The improving job market situation acted as a catalyst, lifting benchmarks into the green on Thursday. The Dow gained for the fifth straight day while the S&P 500 is just shy of its record high. Expectations that non-farm payroll data, due on Friday would be largely positive also added fuel to investor sentiment. Meanwhile, the trade deficit expanded for the month of January. Among the top ten S&P 500 industry groups, financial stocks emerged as the biggest gainer whereas utilities stocks were the biggest losers.
The Dow Jones Industrial Average (DJI) gained 0.2% to close the day at 14,329.49. The S&P 500 increased 0.2% to finish yesterday’s trading session at 1,544.26. The tech-laden Nasdaq Composite Index gained 0.3% to end at 3,232.09. The fear-gauge CBOE Volatility Index (VIX) dropped almost 0.5% to settle at 13.06. Consolidated volumes on the New York Stock Exchange, American Stock Exchange and Nasdaq were roughly 6.1 billion shares, well below the daily average of 6.48 billion shares. Advancing stocks outnumbered the decliners. For the 57% that advanced, 39% declined.
The Dow and the S&P continued their bull run for the fifth straight day. The S&P is about 1.3% shy of surpassing its previous record. Yesterday’s initial claims data fuelled investor sentiment following which the Dow finished yesterday’s trading session above 14,300. In 2013, the Dow has gained 9.4% till date while the S&P has gained 8.3%. The gains are attributable to better-than-expected earnings, the Federal Reserve’s support towards the stimulus package and encouraging economic data.
According to the U.S. Department of Labor, number of American citizens filing for unemployment benefits decreased 7,000 from previous week’s 347,000 to 340,000. This was significantly lower than the consensus estimate of 352,000. Initial claims data fell for the second week in a row, marking the lowest level in the last five years. The report came in before the release of non-farm payrolls data due on Friday. Following encouraging initial claims data, the investors are anticipating a positive non-farm payroll data. The consensus estimate for non-farm payroll additions is 161,000.

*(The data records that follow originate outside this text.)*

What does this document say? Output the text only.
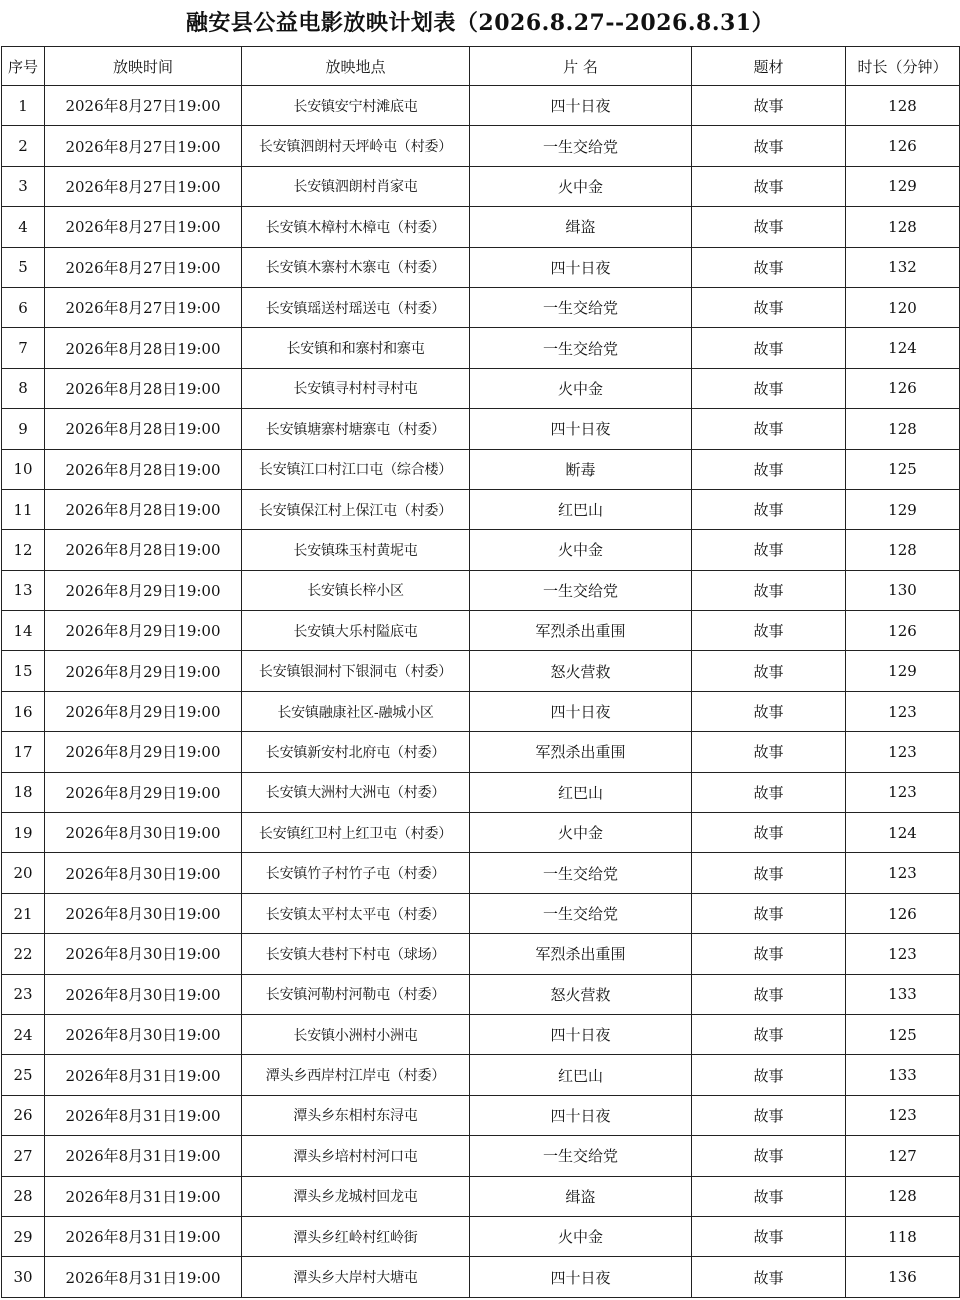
融安县公益电影放映计划表（2026.8.27--2026.8.31）
序号	放映时间	放映地点	片 名	题材	时长（分钟）
1	2026年8月27日19:00	长安镇安宁村滩底屯	四十日夜	故事	128
2	2026年8月27日19:00	长安镇泗朗村天坪岭屯（村委）	一生交给党	故事	126
3	2026年8月27日19:00	长安镇泗朗村肖家屯	火中金	故事	129
4	2026年8月27日19:00	长安镇木樟村木樟屯（村委）	缉盗	故事	128
5	2026年8月27日19:00	长安镇木寨村木寨屯（村委）	四十日夜	故事	132
6	2026年8月27日19:00	长安镇瑶送村瑶送屯（村委）	一生交给党	故事	120
7	2026年8月28日19:00	长安镇和和寨村和寨屯	一生交给党	故事	124
8	2026年8月28日19:00	长安镇寻村村寻村屯	火中金	故事	126
9	2026年8月28日19:00	长安镇塘寨村塘寨屯（村委）	四十日夜	故事	128
10	2026年8月28日19:00	长安镇江口村江口屯（综合楼）	断毒	故事	125
11	2026年8月28日19:00	长安镇保江村上保江屯（村委）	红巴山	故事	129
12	2026年8月28日19:00	长安镇珠玉村黄坭屯	火中金	故事	128
13	2026年8月29日19:00	长安镇长梓小区	一生交给党	故事	130
14	2026年8月29日19:00	长安镇大乐村隘底屯	军烈杀出重围	故事	126
15	2026年8月29日19:00	长安镇银洞村下银洞屯（村委）	怒火营救	故事	129
16	2026年8月29日19:00	长安镇融康社区-融城小区	四十日夜	故事	123
17	2026年8月29日19:00	长安镇新安村北府屯（村委）	军烈杀出重围	故事	123
18	2026年8月29日19:00	长安镇大洲村大洲屯（村委）	红巴山	故事	123
19	2026年8月30日19:00	长安镇红卫村上红卫屯（村委）	火中金	故事	124
20	2026年8月30日19:00	长安镇竹子村竹子屯（村委）	一生交给党	故事	123
21	2026年8月30日19:00	长安镇太平村太平屯（村委）	一生交给党	故事	126
22	2026年8月30日19:00	长安镇大巷村下村屯（球场）	军烈杀出重围	故事	123
23	2026年8月30日19:00	长安镇河勒村河勒屯（村委）	怒火营救	故事	133
24	2026年8月30日19:00	长安镇小洲村小洲屯	四十日夜	故事	125
25	2026年8月31日19:00	潭头乡西岸村江岸屯（村委）	红巴山	故事	133
26	2026年8月31日19:00	潭头乡东相村东浔屯	四十日夜	故事	123
27	2026年8月31日19:00	潭头乡培村村河口屯	一生交给党	故事	127
28	2026年8月31日19:00	潭头乡龙城村回龙屯	缉盗	故事	128
29	2026年8月31日19:00	潭头乡红岭村红岭街	火中金	故事	118
30	2026年8月31日19:00	潭头乡大岸村大塘屯	四十日夜	故事	136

Meanwhile, the Bloomberg Consumer Comfort Index for the week was -32.4, above previous week’s -32.8. This is the highest point attained by this index since 2008. Factors such as a recovery in the housing market, improvements in hiring and an increase in consumer spending helped the consumer comfort index level to increase. According to the Federal Reserve, consumer credit rose at a seasonally adjusted annual rate of 7%. Revolving credit inched up 0.1% and non revolving credit surged 10%.
On the negative side, the U.S. Census Bureau and U.S. Bureau of Economic Analysis said the trade deficit of the country increased to $44.4 billion in January. This figure was well above December’s deficit figure of $38.1 billion. Imports in January amounted to $228.9 billion and exports amounted to $184.5 billion.
Financial stocks were the biggest gainers among the top ten S&P 500 groups. The Financial Select Sector SPDR (XLF) gained 0.7%. Stocks such as the Bank of America Corp (NYSE:BAC), Citigroup Inc. (NYSE:C), JPMorgan Chase & Co. (NYSE:JPM), Wells Fargo & Co (NYSE:WFC) and Goldman Sachs Group, Inc. (NYSE:GS) gained 2.9%, 1.0%, 1.2%, 1.0% and 1.6%, respectively.
Utilities stocks were the major losers among the top ten S&P 500 groups. The Utilities SPDR (XLU) lost 0.5%. Stocks such as Duke Energy Corp (NYSE:DUK), The Southern Company (NYSE:SO), Dominion Resources, Inc. (NYSE:D), NextEra Energy, Inc. (NYSE:NEE) and American Electric Power Company, Inc. (NYSE:AEP) lost 0.5%, 0.2%, 1.0%, 0.3%, and 0.6%, respectively.